BlinkWise turns glasses into a blink-reading health monitor for fatigue, dry eye, and focus
Penn's BlinkWise clips onto glasses to read eyelid motion via radio and on-device AI, no camera needed. It tracks blink dynamics to monitor drowsiness, dry eye, and mental workload.

AI at the eyelid: Glasses that track health through your blinks
Penn researchers have built BlinkWise, a small add-on for ordinary glasses that reads eyelid movement with radio signals and on-device AI. It captures detailed blink dynamics-duration, completeness, and timing-without using a camera and with very low energy needs.
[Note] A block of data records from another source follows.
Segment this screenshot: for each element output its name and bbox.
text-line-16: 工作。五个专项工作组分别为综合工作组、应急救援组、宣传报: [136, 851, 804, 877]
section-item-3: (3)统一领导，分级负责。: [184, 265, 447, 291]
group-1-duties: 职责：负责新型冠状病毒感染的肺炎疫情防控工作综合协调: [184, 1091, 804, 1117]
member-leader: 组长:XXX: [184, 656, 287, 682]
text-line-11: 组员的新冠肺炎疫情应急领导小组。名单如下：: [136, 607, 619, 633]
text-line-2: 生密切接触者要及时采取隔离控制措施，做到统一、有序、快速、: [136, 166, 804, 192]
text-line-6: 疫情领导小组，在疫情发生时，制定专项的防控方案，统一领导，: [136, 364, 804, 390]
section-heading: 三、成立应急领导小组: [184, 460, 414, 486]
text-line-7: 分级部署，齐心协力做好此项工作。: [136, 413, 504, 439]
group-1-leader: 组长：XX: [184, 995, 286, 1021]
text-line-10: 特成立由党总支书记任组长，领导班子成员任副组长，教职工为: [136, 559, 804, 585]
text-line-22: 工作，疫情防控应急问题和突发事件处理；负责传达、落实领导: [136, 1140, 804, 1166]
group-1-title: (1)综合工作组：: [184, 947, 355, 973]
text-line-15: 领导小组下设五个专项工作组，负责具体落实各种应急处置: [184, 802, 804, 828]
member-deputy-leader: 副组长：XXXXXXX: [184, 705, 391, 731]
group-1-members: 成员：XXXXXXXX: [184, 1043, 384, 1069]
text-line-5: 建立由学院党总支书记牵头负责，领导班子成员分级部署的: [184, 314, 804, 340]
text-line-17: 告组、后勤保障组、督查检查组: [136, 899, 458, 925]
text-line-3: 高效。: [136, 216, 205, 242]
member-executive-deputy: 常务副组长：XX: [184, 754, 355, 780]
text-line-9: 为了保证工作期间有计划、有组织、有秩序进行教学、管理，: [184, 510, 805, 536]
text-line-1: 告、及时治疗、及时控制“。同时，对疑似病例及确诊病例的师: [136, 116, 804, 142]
For healthcare teams, this points to practical, privacy-preserving monitoring of fatigue, mental workload, and eye surface health in daily life.
Why blinks matter in care
People blink more than 10,000 times a day. The pattern carries clinical signals: longer closures can indicate drowsiness (a major factor in crashes that cost the U.S. economy over $100 billion annually), and a rise in partial blinks is associated with dry-eye disease affecting more than 16 million Americans. Blink dynamics can also reflect cognitive load and changes in attention-useful for safety-critical work and longitudinal monitoring.
Because blink analysis is noninvasive and easy to collect, it has potential as a low-burden marker for chronic disease management and early detection of cognitive changes.
How BlinkWise works
Instead of recording images, BlinkWise sends a small radio signal and reads subtle eyelid motion. A compact model converts the signal into an "eye openness" curve in real time, resolving events at millisecond scale. This goes beyond binary open/closed detection and enables richer metrics for clinicians.
Processing stays on the glasses, reducing data movement and protecting privacy. The approach uses far less energy than streaming camera footage, and the hardware fits on a frames-mounted module.
What's different from camera-based systems
High-speed cameras in lab settings can capture blinks precisely, but they are stationary, data-heavy, and visually intrusive. Typical wearable cameras record at 30-60 fps, which can miss fast eyelid events. Radio-based sensing can sample thousands of times per second, capturing the full blink waveform while avoiding image collection.
Clinical and occupational use cases
- Transportation and shift work: continuous drowsiness and micro-sleep risk monitoring for drivers, pilots, and overnight staff.
- Ophthalmology: at-home tracking of partial blinks and closure duration for dry-eye assessment and therapy titration.
- Operating rooms and ICUs: clinician fatigue trends during extended procedures or high-acuity shifts.
- Neurology and psychiatry: objective markers of cognitive workload and attentional fluctuation in longitudinal follow-up.
- Workplace health: screen-use ergonomics and environmental dryness monitoring in office settings.
Implementation notes for healthcare teams
- Patient selection: candidates include dry-eye patients, safety-critical workers, and individuals with suspected attention or fatigue issues.
- Calibration and comfort: frames fit, nose pads, and quick per-user calibration improve signal quality and adherence.
- Data governance: radio signals are non-visual, but outputs may still be health data-treat as PHI if linked to identity; set clear retention and access rules.
- Integration: export summaries and time-series features to the EHR; consider FHIR Observation profiles for blink metrics.
- Alerting: establish context-aware thresholds to reduce false positives (e.g., drowsiness alerts during known resting periods vs. active work).
- Maintenance: define battery swap/charge routines and cleaning protocols for infection control.
- Equity and performance: validate across skin tones, eyelid anatomy, makeup, and contact lens use; monitor for model drift.
What the team built under the hood
The group redesigned the AI pipeline to run locally on a postage-stamp-sized chip with continuous signal input. By pairing low-energy radio sensing with compact models adapted from vision and signal processing, the system keeps latency low and analysis steady throughout the day.
Status and evidence
The work was presented at MobiSys 2025 (Tracking Blink Dynamics and Mental States on Glasses; DOI: 10.1145/3711875). Early results show fine-grained tracking in real-world use without cameras. Larger clinical studies will need to establish accuracy across populations, correlate blink features with gold-standard measures (e.g., PERCLOS, Schirmer testing), and define clinically meaningful thresholds.
Why this matters for healthcare
Glasses sit at the best vantage point for continuous ocular and cognitive signals. A camera-free, on-device approach reduces privacy concerns and data overhead, making continuous monitoring more feasible in clinics and at home. If validated at scale, blink dynamics could become a standard digital vital for safety, symptom tracking, and early warning.
Key takeaways
- BlinkWise captures blink dynamics with millisecond precision using radio sensing and on-device AI, avoiding cameras.
- Primary targets: drowsiness, dry eye, and mental workload monitoring in real-life settings.
- Privacy and energy efficiency make it practical for daily wear and clinical workflows.
- Next steps: clinical validation, EHR integration, and clear alerting protocols for frontline teams.